Bisnis.com, JAKARTA – Emiten konsumer PT Mayora Indah Tbk. (MYOR) meyakini bahwa penjualan produk konsumer akan lebih baik pada periode ini dibandingkan kuartal kedua tahun ini.
Direktur Keuangan Mayora Indah Hendrik Polisar mengatakan bahwa kinerja keuangan perseroan pada periode ini akan didukung oleh kenaikan penjualan.
“(Pertumbuhan berasal dari kenaikan penjualan) domestik dan ekspor,” ungkap Hendrik kepada Bisnis, Senin (21/9/2020).
Hendrik menilai pertumbuhan penjualan di dalam dan luar negeri akan berlaku untuk semua segmen penjualan.
Beberapa waktu lalu, emiten berkode saham MYOR tersebut juga melaksanakan Penawaran Umum Berkelanjutan (PUB) Obligasi Berkelanjutan II Mayora Indah Tahap I Tahun 2020 dengan jumlah pokok Rp500 miliar yang merupakan bagian dari PUB II dengan target dana yang dihimpun seluruhnya senilai Rp2 triliun.
Berdasarkan prospektus perusahaan yang dipublikasikan di laman harian Bisnis Indonesia awal September lalu, seluruh dana dari penerbitan obligasi akan digunakan untuk memberikan pinjaman kepada entitas anak PT Torabika Eka Semesta (TES).
Baca Juga
“(Penggunaan seluruh dana obligasi) untuk modal kerja (TES),” ungkap Hendrik.
Hendrik menilai prospek penjualan dari minuman olahan dalam kemasan untuk produk Torabika masih bisa bertumbuh terlihat dari penjualan pada semester pertama tahun ini yang cukup stabil.
“Iya, kedepan (prospek bisnis Torabika) masih bagus," sambungnya.
Untuk diketahui, MYOR mencatatkan penurunan penjualan sebesar 8,1 persen secara tahunan menjadi Rp11,08 triliun.

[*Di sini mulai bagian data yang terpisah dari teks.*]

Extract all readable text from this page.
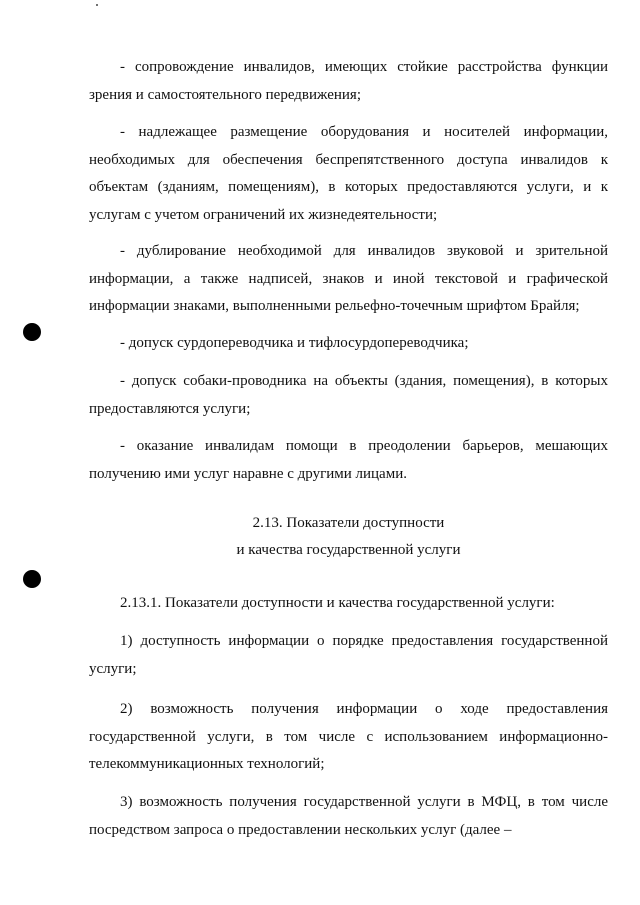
- сопровождение инвалидов, имеющих стойкие расстройства функции зрения и самостоятельного передвижения;

- надлежащее размещение оборудования и носителей информации, необходимых для обеспечения беспрепятственного доступа инвалидов к объектам (зданиям, помещениям), в которых предоставляются услуги, и к услугам с учетом ограничений их жизнедеятельности;

- дублирование необходимой для инвалидов звуковой и зрительной информации, а также надписей, знаков и иной текстовой и графической информации знаками, выполненными рельефно-точечным шрифтом Брайля;

- допуск сурдопереводчика и тифлосурдопереводчика;

- допуск собаки-проводника на объекты (здания, помещения), в которых предоставляются услуги;

- оказание инвалидам помощи в преодолении барьеров, мешающих получению ими услуг наравне с другими лицами.

2.13. Показатели доступности

и качества государственной услуги

2.13.1. Показатели доступности и качества государственной услуги:

1) доступность информации о порядке предоставления государственной услуги;

2) возможность получения информации о ходе предоставления государственной услуги, в том числе с использованием информационно-телекоммуникационных технологий;

3) возможность получения государственной услуги в МФЦ, в том числе посредством запроса о предоставлении нескольких услуг (далее –
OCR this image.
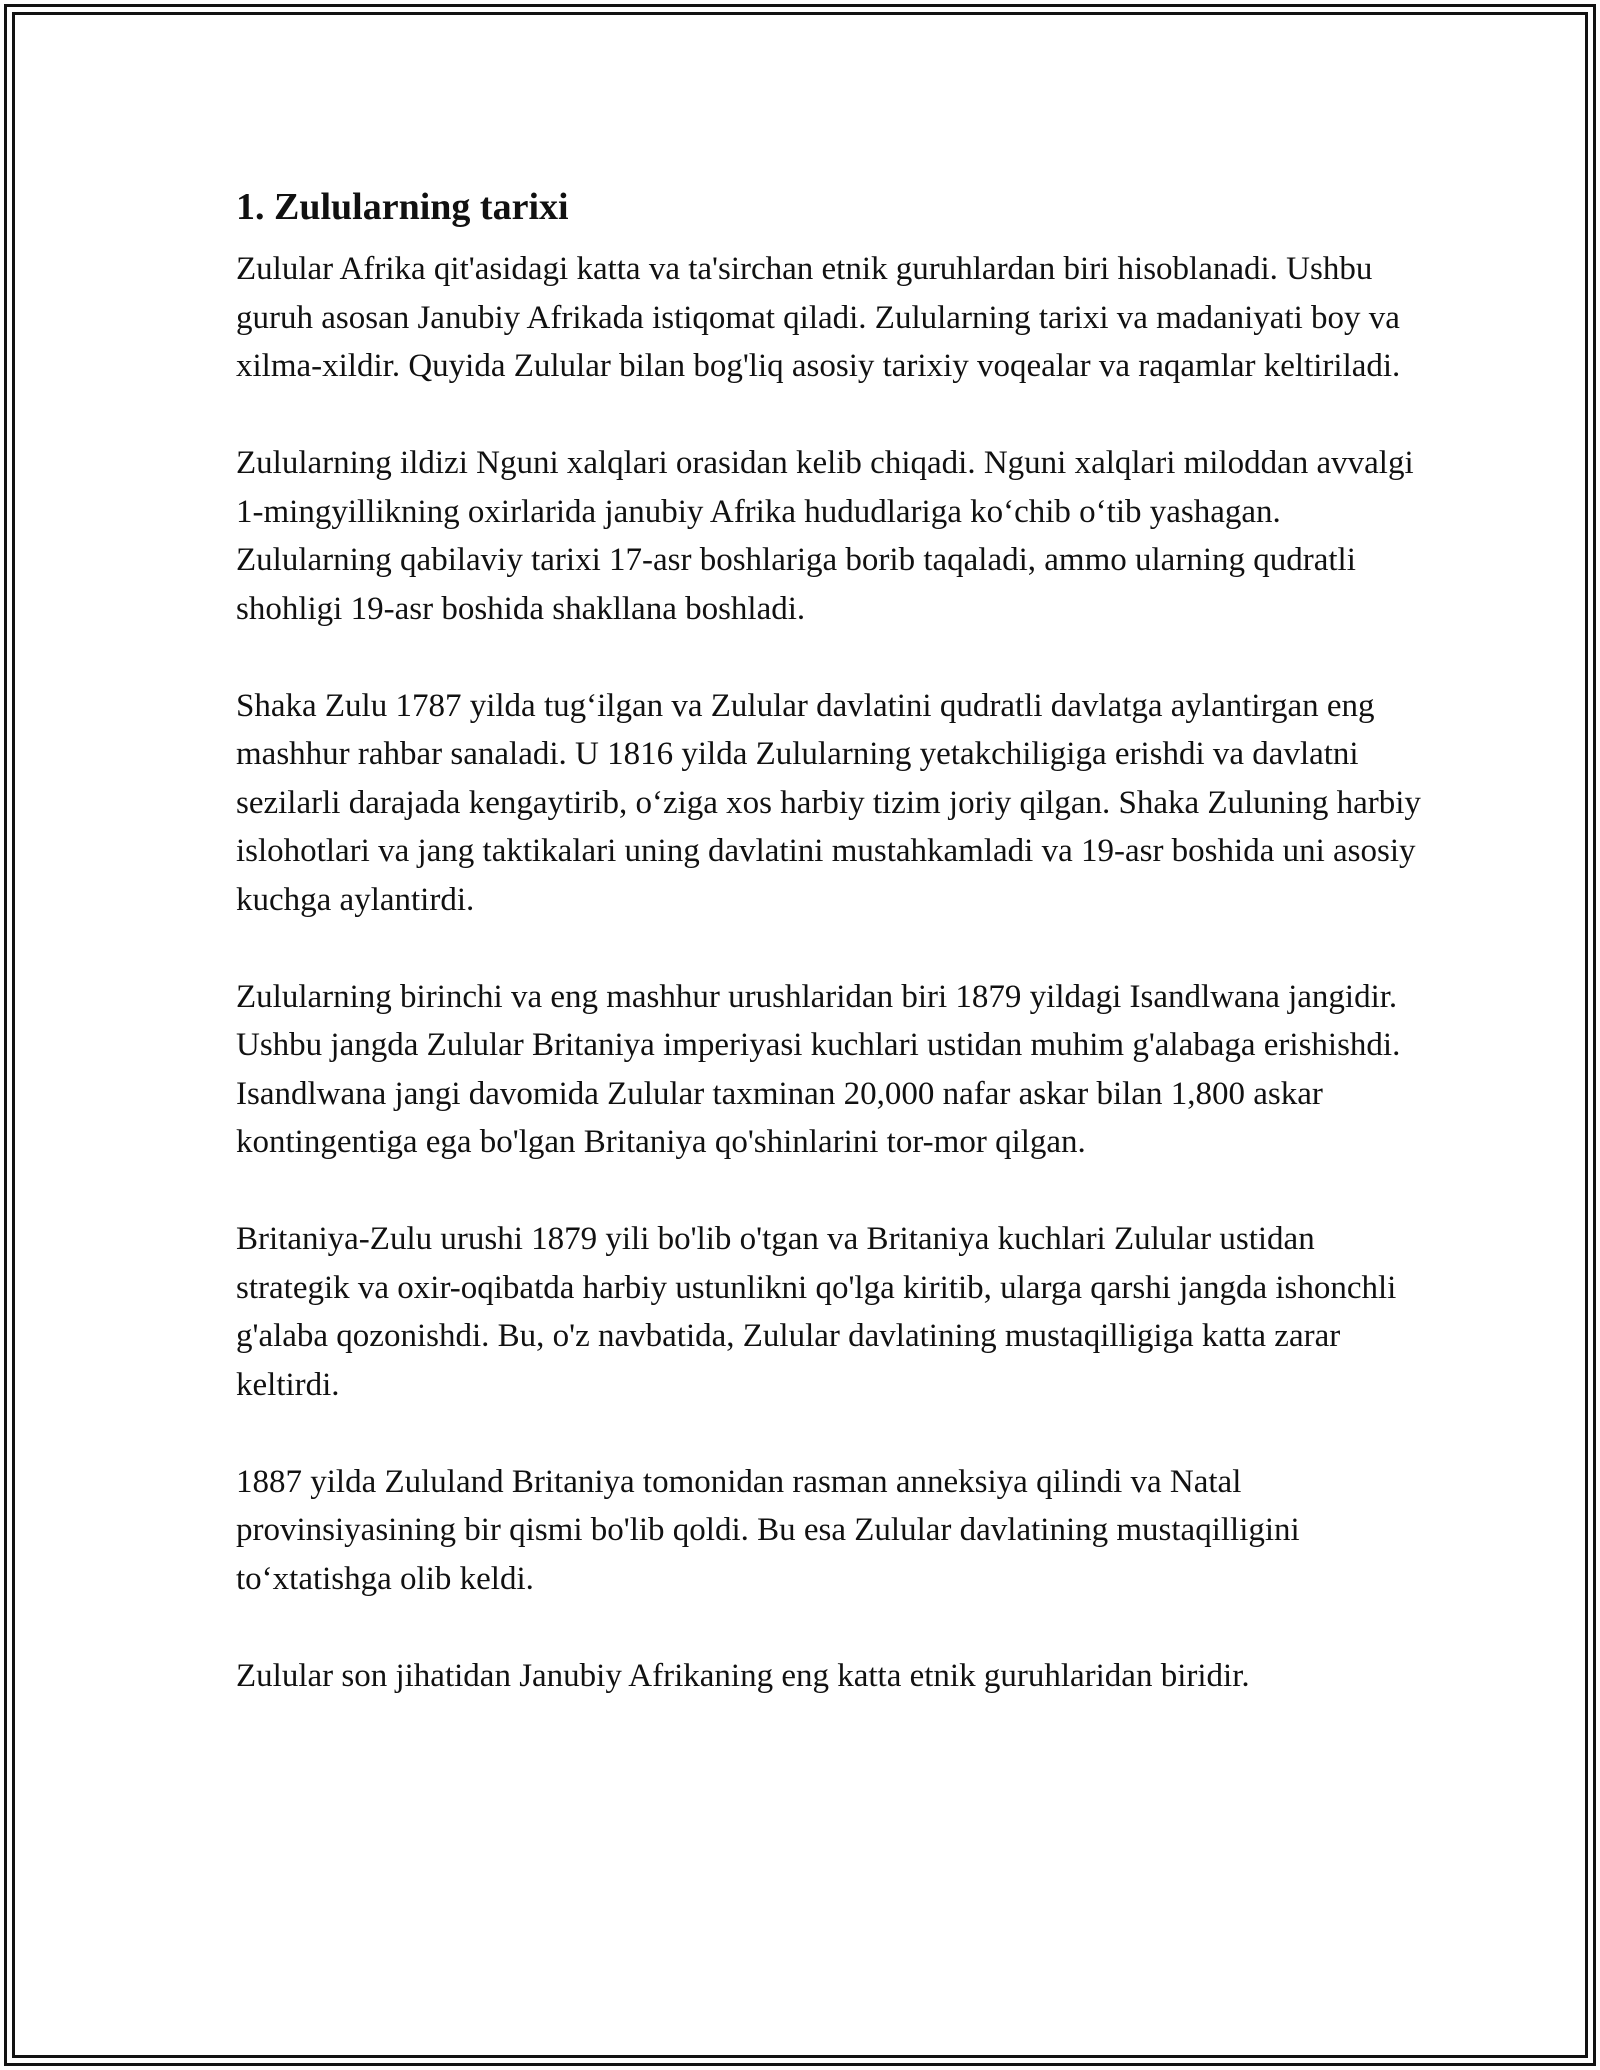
1. Zulularning tarixi

Zulular Afrika qit'asidagi katta va ta'sirchan etnik guruhlardan biri hisoblanadi. Ushbu guruh asosan Janubiy Afrikada istiqomat qiladi. Zulularning tarixi va madaniyati boy va xilma-xildir. Quyida Zulular bilan bog'liq asosiy tarixiy voqealar va raqamlar keltiriladi.

Zulularning ildizi Nguni xalqlari orasidan kelib chiqadi. Nguni xalqlari miloddan avvalgi 1-mingyillikning oxirlarida janubiy Afrika hududlariga ko‘chib o‘tib yashagan. Zulularning qabilaviy tarixi 17-asr boshlariga borib taqaladi, ammo ularning qudratli shohligi 19-asr boshida shakllana boshladi.

Shaka Zulu 1787 yilda tug‘ilgan va Zulular davlatini qudratli davlatga aylantirgan eng mashhur rahbar sanaladi. U 1816 yilda Zulularning yetakchiligiga erishdi va davlatni sezilarli darajada kengaytirib, o‘ziga xos harbiy tizim joriy qilgan. Shaka Zuluning harbiy islohotlari va jang taktikalari uning davlatini mustahkamladi va 19-asr boshida uni asosiy kuchga aylantirdi.

Zulularning birinchi va eng mashhur urushlaridan biri 1879 yildagi Isandlwana jangidir. Ushbu jangda Zulular Britaniya imperiyasi kuchlari ustidan muhim g'alabaga erishishdi. Isandlwana jangi davomida Zulular taxminan 20,000 nafar askar bilan 1,800 askar kontingentiga ega bo'lgan Britaniya qo'shinlarini tor-mor qilgan.

Britaniya-Zulu urushi 1879 yili bo'lib o'tgan va Britaniya kuchlari Zulular ustidan strategik va oxir-oqibatda harbiy ustunlikni qo'lga kiritib, ularga qarshi jangda ishonchli g'alaba qozonishdi. Bu, o'z navbatida, Zulular davlatining mustaqilligiga katta zarar keltirdi.

1887 yilda Zululand Britaniya tomonidan rasman anneksiya qilindi va Natal provinsiyasining bir qismi bo'lib qoldi. Bu esa Zulular davlatining mustaqilligini to‘xtatishga olib keldi.

Zulular son jihatidan Janubiy Afrikaning eng katta etnik guruhlaridan biridir.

Namun, perseroan mampu membukukan laba bersih Rp938,47 miliar, naik 16,22 persen secara tahunan.
Analis RHB Sekuritas Michael Setjoadi mengatakan pada kuartal ketiga tahun ini perseroan bisa menggenjot penjualan ekspor yang ditandai oleh pemulihan ekonomi di beberapa negara.
“Ekspor tujuan utama MYOR justru ke China. Ekonomi (China) suka buka dan sedang dalam masa recovering,” ungkap Michael kepada Bisnis, Senin (21/9/2020).
Michael menilai bahwa prospek emiten produsen biskuit Roma tersebut cukup cerah kendati kondisi ekonomi memang belum bertumbuh secara signifikan ditambah dengan kompetisi yang semakin ketat.
“(Jika dibandingkan dengan) pertumbuhan year-on-year (2019), tahun 2020 sepertinya masih berat,” sambungnya.
Adapun, berdasarkan data konsensus Bloomberg, Michael masih merekomendasikan beli saham MYOR dengan target harga Rp2.700.
Di sisi lain, analis Sucor Sekuritas Jennifer Widjaja berpendapat bahwa meskipun pendapatan domestik pada kuartal kedua tidak tumbuh signifikan namun penjualan sudah mulai pulih pada bulan Juli sejalan dengan pemulihan aktivitas bisnis pada masa transisi PSBB.
“MYOR terlihat cukup yakin penjualan ekspor akan kembali pulih dengan performa penjualan musiman yang akan lebih tinggi lagi pada semester kedua terutama untuk kuartal keempat,” tulis Jennifer dalam publikasi risetnya baru-baru ini.
Adapun, MYOR menargetkan pasar ekspor akan menyumbang 40 hingga 45 persen total penjualan pada semester ini, berbanding dari 30 persen dari pendapatan semester sebelumnya.
Sekuritas juga merevisi proyeksi pendapatan pada tahun 2020 dengan kenaikan 2,2 persen dikarenakan proyeksi penurunan biaya operasional dan keuntungan valas pada tahun ini.
“Oleh karena itu, kami menetapkan target harga yang lebih tinggi yaitu Rp2.500 per saham berpatokan pada price-to-earning ratio 25 kali proyeksi tahun 2020 atau rata-rata rata-rata historis lima tahunnya,” tutupnya.